A bad mood often goes together with ruminating about the past or worrying about the future. In many cases, a mental problem has a physical solution. In other cases, the solution lies in changing the way you think. In this video, I’ll show you six quick mood enhancers that have helped me to go from grumpy & sad to good-tempered and happy.
Let’s dive in.
It’s common knowledge that physical exercise like walking, running or strength training elevates your mood. Especially if you let the blood pump through your veins you’re likely to experience feelings of euphoria afterward.
Active people are happier in general and the secret lies in the movement. Any movement. This could be from running a marathon to walking from your office chair to the coffee machine.
I think there are different factors at play here, like oxygen and blood circulation, a change of scenery and that movement will more likely tether you to the present moment.
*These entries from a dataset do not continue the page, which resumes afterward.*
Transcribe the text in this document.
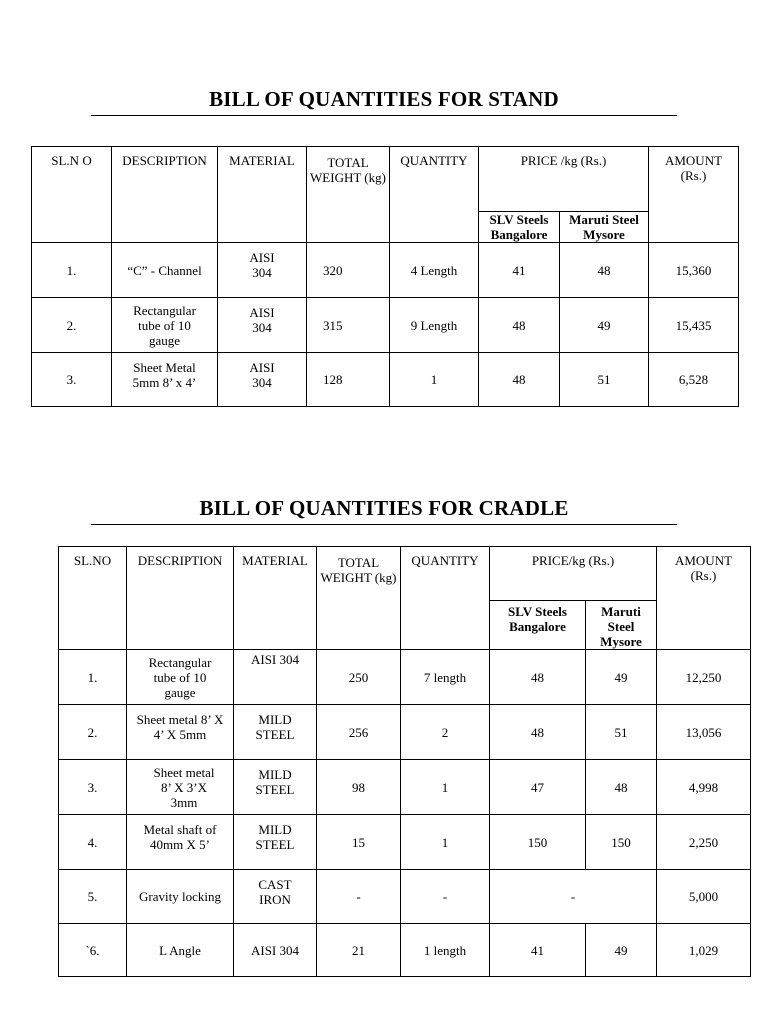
BILL OF QUANTITIES FOR STAND
SL.N O	DESCRIPTION	MATERIAL	TOTAL WEIGHT (kg)	QUANTITY	PRICE /kg (Rs.)		AMOUNT (Rs.)
					SLV Steels Bangalore	Maruti Steel Mysore	
1.	“C” - Channel	AISI 304	320	4 Length	41	48	15,360
2.	Rectangular tube of 10 gauge	AISI 304	315	9 Length	48	49	15,435
3.	Sheet Metal 5mm 8’ x 4’	AISI 304	128	1	48	51	6,528
BILL OF QUANTITIES FOR CRADLE
SL.NO	DESCRIPTION	MATERIAL	TOTAL WEIGHT (kg)	QUANTITY	PRICE/kg (Rs.)		AMOUNT (Rs.)
					SLV Steels Bangalore	Maruti Steel Mysore	
1.	Rectangular tube of 10 gauge	AISI 304	250	7 length	48	49	12,250
2.	Sheet metal 8’ X 4’ X 5mm	MILD STEEL	256	2	48	51	13,056
3.	Sheet metal 8’ X 3’X 3mm	MILD STEEL	98	1	47	48	4,998
4.	Metal shaft of 40mm X 5’	MILD STEEL	15	1	150	150	2,250
5.	Gravity locking	CAST IRON	-	-	-		5,000
`6.	L Angle	AISI 304	21	1 length	41	49	1,029
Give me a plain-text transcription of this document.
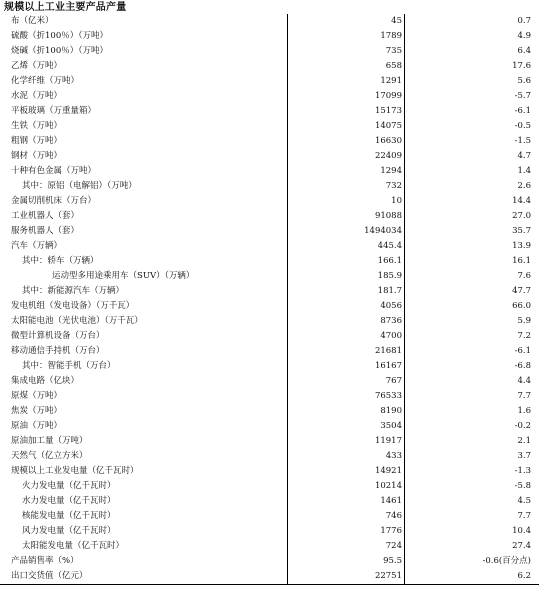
规模以上工业主要产品产量
布（亿米）	45	0.7
硫酸（折100％）（万吨）	1789	4.9
烧碱（折100％）（万吨）	735	6.4
乙烯（万吨）	658	17.6
化学纤维（万吨）	1291	5.6
水泥（万吨）	17099	-5.7
平板玻璃（万重量箱）	15173	-6.1
生铁（万吨）	14075	-0.5
粗钢（万吨）	16630	-1.5
钢材（万吨）	22409	4.7
十种有色金属（万吨）	1294	1.4
其中：原铝（电解铝）（万吨）	732	2.6
金属切削机床（万台）	10	14.4
工业机器人（套）	91088	27.0
服务机器人（套）	1494034	35.7
汽车（万辆）	445.4	13.9
其中：轿车（万辆）	166.1	16.1
运动型多用途乘用车（SUV）（万辆）	185.9	7.6
其中：新能源汽车（万辆）	181.7	47.7
发电机组（发电设备）（万千瓦）	4056	66.0
太阳能电池（光伏电池）（万千瓦）	8736	5.9
微型计算机设备（万台）	4700	7.2
移动通信手持机（万台）	21681	-6.1
其中：智能手机（万台）	16167	-6.8
集成电路（亿块）	767	4.4
原煤（万吨）	76533	7.7
焦炭（万吨）	8190	1.6
原油（万吨）	3504	-0.2
原油加工量（万吨）	11917	2.1
天然气（亿立方米）	433	3.7
规模以上工业发电量（亿千瓦时）	14921	-1.3
火力发电量（亿千瓦时）	10214	-5.8
水力发电量（亿千瓦时）	1461	4.5
核能发电量（亿千瓦时）	746	7.7
风力发电量（亿千瓦时）	1776	10.4
太阳能发电量（亿千瓦时）	724	27.4
产品销售率（%）	95.5	-0.6(百分点)
出口交货值（亿元）	22751	6.2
Also, movement is a way to progress; whether it’s cleaning your room or training for muscle growth. Humans like progression.
If you feel down or depressed, try this: undress, turn the shower to cold and jump in.
Taking a cold shower has many benefits. If you take a cold show for a few minutes you will experience an instant mood increase.
Cold showers can be excruciatingly uncomfortable. And that’s the very reason why they work. The simple idea behind this is that comfort grows out of discomfort. To feel great, you need to feel like crap first.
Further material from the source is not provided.